WASHINGTON—Next month marks the 50th anniversary of the 1962 Sino-Indian war. The event will be met with little fanfare in India, where China’s surprise invasion still evokes feelings of outrage and betrayal.
But the episode may be worth remembering for another reason—as the first occasion when India shed its nonaligned scruples and formed a tactical military alliance with the United States.
U.S. diplomatic efforts in Pakistan may have proven decisive.
For a decade after Indian independence in 1947, New Delhi enjoyed cordial relations with Beijing. In the spirit of Asian comity, the two agreed early on to sideline a border dispute India had inherited from the British Raj .

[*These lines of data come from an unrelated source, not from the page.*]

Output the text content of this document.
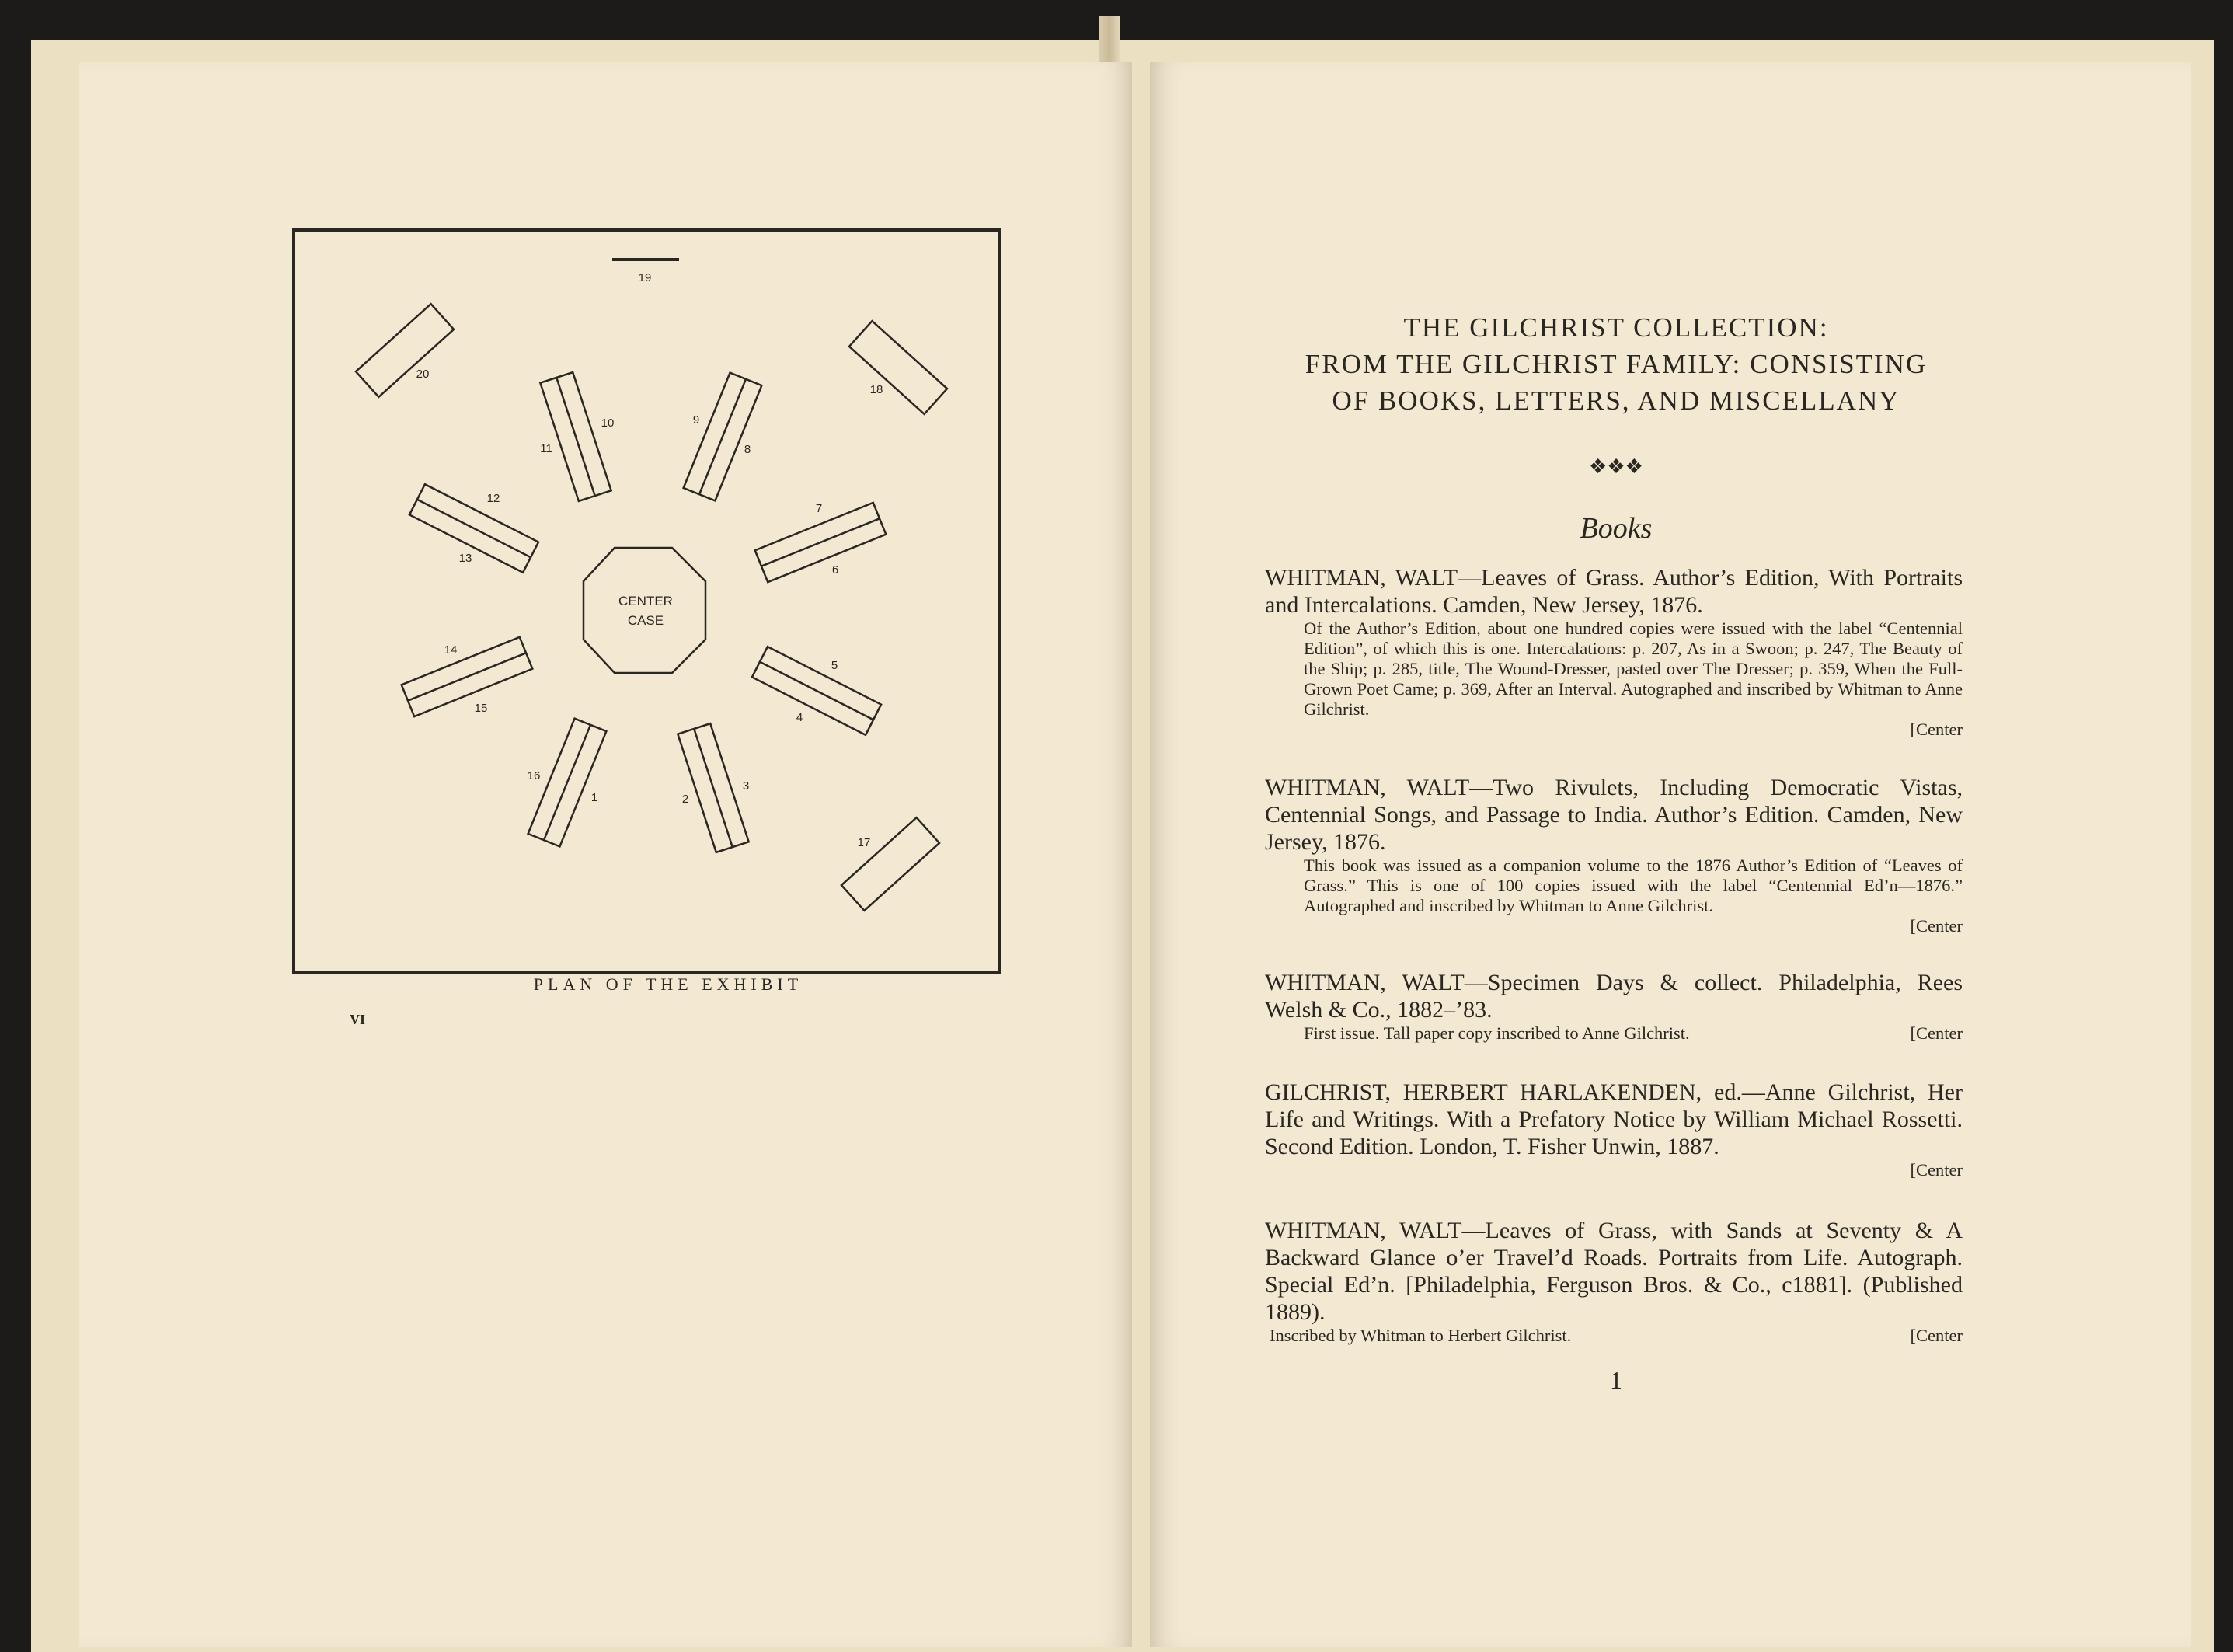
19
20
18
10
11
9
8
12
13
7
6
14
15
5
4
16
1	2
3
17
CENTER
CASE
PLAN OF THE EXHIBIT
VI
THE GILCHRIST COLLECTION:
FROM THE GILCHRIST FAMILY: CONSISTING
OF BOOKS, LETTERS, AND MISCELLANY
❖❖❖
Books
WHITMAN, WALT—Leaves of Grass. Author’s Edition, With Portraits and Intercalations. Camden, New Jersey, 1876.
Of the Author’s Edition, about one hundred copies were issued with the label “Centennial Edition”, of which this is one. Intercalations: p. 207, As in a Swoon; p. 247, The Beauty of the Ship; p. 285, title, The Wound-Dresser, pasted over The Dresser; p. 359, When the Full-Grown Poet Came; p. 369, After an Interval. Autographed and inscribed by Whitman to Anne Gilchrist.
[Center
WHITMAN, WALT—Two Rivulets, Including Democratic Vistas, Centennial Songs, and Passage to India. Author’s Edition. Camden, New Jersey, 1876.
This book was issued as a companion volume to the 1876 Author’s Edition of “Leaves of Grass.” This is one of 100 copies issued with the label “Centennial Ed’n—1876.” Autographed and inscribed by Whitman to Anne Gilchrist.
[Center
WHITMAN, WALT—Specimen Days & collect. Philadelphia, Rees Welsh & Co., 1882–’83.
First issue. Tall paper copy inscribed to Anne Gilchrist.	[Center
GILCHRIST, HERBERT HARLAKENDEN, ed.—Anne Gilchrist, Her Life and Writings. With a Prefatory Notice by William Michael Rossetti. Second Edition. London, T. Fisher Unwin, 1887.
[Center
WHITMAN, WALT—Leaves of Grass, with Sands at Seventy & A Backward Glance o’er Travel’d Roads. Portraits from Life. Autograph. Special Ed’n. [Philadelphia, Ferguson Bros. & Co., c1881]. (Published 1889).
Inscribed by Whitman to Herbert Gilchrist.	[Center
1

But the honeymoon was short-lived. By the late 1950s, an ethnic insurgency in Tibet had put Beijing on the defensive. Suspecting Indian involvement, either directly or as an intermediary for the CIA, Beijing abandoned conciliatory language on the territorial dispute.
Indians patrolling in disputed areas became more adventurous, and by 1959, a game of brinksmanship at the border devolved into armed clashes.
Three contentious years later, Chinese forces launched a surprise invasion on Oct. 20, the same day the Kennedy administration decided to enact a blockade of Cuba to keep Soviet missiles out of the Western Hemisphere.
Washington may have to reconsider its studied silence on the Sino-Indian border conflict.
Even under the threat of the Cuban missile crisis, Washington found it impossible to remain aloof. Indeed a week before the Chinese invasion, Washington was expediting Indian requests for two Caribou transport planes, spare parts for C-119 aircraft, and long-range radios.
The United States had tasted Mao’s revolutionary zeal in the Korean War and was alarmed by China’s support for insurgencies across Asia. Only days after Chinese forces crossed the Himalayas, President John Kennedy wrote to Indian Prime Minister Jawaharlal Nehru asking “what [America] can do to translate our support into terms that are practically most useful to you as soon as possible.”
The constraints of India’s nonalignment policy and Washington’s special relationship with Pakistan made the United States an unlikely ally. But New Delhi’s preferred patrons in Moscow could ill afford to alienate China during the Cuban missile crisis, despite the onset of the Sino-Soviet split.
By Nov. 1, U.S. military supplies were arriving in India by air. At New Delhi’s behest, the first shipment was modest: military advisors, ammunition, rifles, mortars, and airlift support. But by Nov. 14, the two had established the “formal basis for military assistance,” and Washington was preparing a $50 million package to equip five Indian divisions.
It would prove too little, too late. India’s beleaguered military crumbled under the weight of a second Chinese offensive in mid-November. Desperate, Nehru appealed directly to Kennedy on Nov. 19 for 12 squadrons of supersonic all-weather fighters and modern radar cover.
He requested the aircraft be “manned by U.S. personnel [to] protect our cities and installations and … to assist the Indian Air Force in air battles with the Chinese air force.”
Two days later, China abruptly ended the war, declaring a unilateral ceasefire and surprising many by voluntarily ceding considerable gains it had won in the east.
China’s decision deprived Kennedy of the chance to answer Nehru’s call, but the U.S.-India entente would endure: In late November the State Department’s Policy Planning Council considered the imposition of “a total western embargo against China” if Beijing chose to resume hostilities.
U.S. military sales to India surged in the following years before coming to an abrupt halt during the 1965 Indo-Pakistan war.
Ironically, while U.S. military aid failed to salvage India’s defenses, its diplomatic efforts in Pakistan may have proven decisive. There, the United States faced the unenviable task of convincing its allies in Islamabad not to capitalize on the Chinese invasion by pressing its own claims to Kashmir.
U.S. officials lobbied Islamabad, unsuccessfully, to call off Pakistan’s own border negotiations with Beijing and withdraw troops from the Line of Control in Kashmir. To build trust, they urged Nehru to provide Pakistan with data on Indian troop movements and convinced him to send a friendly letter to Pakistani President Ayub Khan.
But upon learning of U.S. arms shipments to India, Pakistan was indignant, threatening to withdraw from two anti-Soviet alliances, CENTO and SEATO. National Security Council staffer Bob Komer noted, “The Pakistani[s] are going through a genuine emotional crisis as they see their cherished ambitions of using the U.S. as a lever against India going up in the smoke of the Chinese border war.”